The opposition MPs wore the stars to an inaugural session of parliament following the country's March 5 election in which the Our Slovakia party won 14 seats.
Nazi Germany forced Jews to wear yellow stars inscribed with the word "Jude" (Jewish in German) during the Holocaust.
Ondrej Dostal, an MP with the liberal SaS, told journalists it was 83 years since the German Reichstag "approved the intention of Hitler's government to pass laws without Parliament" turning Germany into a Nazi dictatorship.
"It's significant that exactly 83 years after this act, Slovak fascists have marched into the Slovak parliament. It's dangerous and we want to highlight this," he said.
Viera Dubacova from the conservative OLaNO-NOVA also wore a yellow star.
Newly elected Our Slovakia MP Milan Uhrik denied his party was fascist and dubbed the protest "a circus, undignified for this place".
"What have we got to do with it? We do not consider ourselves to be fascists," he told the local TASR news agency.
Our Slovakia entered parliament for the first time following an election campaign in which major parties, including Prime Minister Robert Fico's winning leftist Smer-Social Democracy, took staunchly anti-Muslim and anti-refugee positions.
Our Slovakia leader Marian Kotleba, 38, is known for his hostility to both the Roma minority and the "establishment" and for leading street marches with party members dressed in neo-Nazi black uniforms. All parties ruled out cooperating with him.
Kotleba "is a neo-Nazi" who reaped the benefits of Fico's "nationalist rhetoric regarding migrants", analyst Samuel Abraham, head of the Bratislava International School of Liberal Arts, told AFP.
"His rising support does not surprise me.
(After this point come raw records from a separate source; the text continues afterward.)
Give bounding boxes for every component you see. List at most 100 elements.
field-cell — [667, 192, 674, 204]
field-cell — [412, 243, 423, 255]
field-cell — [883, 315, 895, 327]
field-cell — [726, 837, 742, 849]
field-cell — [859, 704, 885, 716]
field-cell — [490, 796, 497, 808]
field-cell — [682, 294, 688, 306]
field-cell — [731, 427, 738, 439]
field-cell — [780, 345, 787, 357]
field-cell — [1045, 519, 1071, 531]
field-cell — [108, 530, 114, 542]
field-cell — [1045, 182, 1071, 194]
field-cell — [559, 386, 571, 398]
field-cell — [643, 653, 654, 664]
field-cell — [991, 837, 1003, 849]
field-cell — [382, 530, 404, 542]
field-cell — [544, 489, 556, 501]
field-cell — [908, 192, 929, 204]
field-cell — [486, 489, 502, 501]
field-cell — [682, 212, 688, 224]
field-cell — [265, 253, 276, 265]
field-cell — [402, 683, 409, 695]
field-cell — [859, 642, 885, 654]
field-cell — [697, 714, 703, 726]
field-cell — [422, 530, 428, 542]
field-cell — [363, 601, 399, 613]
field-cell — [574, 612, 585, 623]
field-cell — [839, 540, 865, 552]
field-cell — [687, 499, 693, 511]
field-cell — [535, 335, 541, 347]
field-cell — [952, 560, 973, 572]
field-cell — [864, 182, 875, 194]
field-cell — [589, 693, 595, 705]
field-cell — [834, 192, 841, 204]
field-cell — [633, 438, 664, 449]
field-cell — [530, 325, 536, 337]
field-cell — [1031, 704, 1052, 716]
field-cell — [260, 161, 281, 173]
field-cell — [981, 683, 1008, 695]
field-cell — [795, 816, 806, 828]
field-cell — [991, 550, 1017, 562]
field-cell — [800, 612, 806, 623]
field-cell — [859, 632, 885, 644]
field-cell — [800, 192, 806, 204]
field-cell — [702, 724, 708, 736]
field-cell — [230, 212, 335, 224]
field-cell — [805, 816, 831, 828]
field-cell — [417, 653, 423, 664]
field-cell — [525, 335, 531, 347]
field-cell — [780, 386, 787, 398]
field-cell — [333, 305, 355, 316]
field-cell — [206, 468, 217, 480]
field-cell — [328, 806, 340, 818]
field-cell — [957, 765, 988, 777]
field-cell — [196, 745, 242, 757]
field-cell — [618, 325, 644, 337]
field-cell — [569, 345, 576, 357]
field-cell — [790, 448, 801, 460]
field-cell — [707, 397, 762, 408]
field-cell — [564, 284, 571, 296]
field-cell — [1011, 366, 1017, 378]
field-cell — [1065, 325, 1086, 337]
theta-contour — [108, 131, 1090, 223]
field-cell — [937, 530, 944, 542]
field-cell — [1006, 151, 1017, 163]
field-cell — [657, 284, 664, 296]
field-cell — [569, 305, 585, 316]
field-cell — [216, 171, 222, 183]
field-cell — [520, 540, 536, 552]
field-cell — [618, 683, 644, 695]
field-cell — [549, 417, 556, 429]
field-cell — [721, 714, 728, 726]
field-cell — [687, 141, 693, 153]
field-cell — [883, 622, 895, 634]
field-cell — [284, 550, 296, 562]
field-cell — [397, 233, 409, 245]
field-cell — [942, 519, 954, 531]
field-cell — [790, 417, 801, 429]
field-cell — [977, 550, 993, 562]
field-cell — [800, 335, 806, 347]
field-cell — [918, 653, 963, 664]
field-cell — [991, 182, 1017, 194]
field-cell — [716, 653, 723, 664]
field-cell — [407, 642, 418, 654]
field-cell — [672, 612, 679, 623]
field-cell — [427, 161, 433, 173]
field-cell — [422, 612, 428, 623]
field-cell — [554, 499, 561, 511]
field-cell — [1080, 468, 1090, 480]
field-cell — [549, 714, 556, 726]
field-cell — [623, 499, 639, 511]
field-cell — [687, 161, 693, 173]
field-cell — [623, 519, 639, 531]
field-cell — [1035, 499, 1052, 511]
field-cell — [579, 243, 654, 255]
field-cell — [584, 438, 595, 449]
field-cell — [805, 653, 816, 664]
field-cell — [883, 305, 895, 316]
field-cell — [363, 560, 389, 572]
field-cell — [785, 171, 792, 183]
It has always been here."
Kotleba has also spoken warmly about former Slovak president Jozef Tiso, who agreed to deport tens of thousands of Jews to Nazi Germany during World War II.
Fico sealed a coalition deal with three right-wing and centrist parties last week, handing himself a third term and averting the risk of an early election ahead of Slovakia's EU presidency.
The ex-communist country of 5.4 million people is gearing up to take the rotating six-month helm of the EU from July -- a role that will put the health of its democracy in the international spotlight.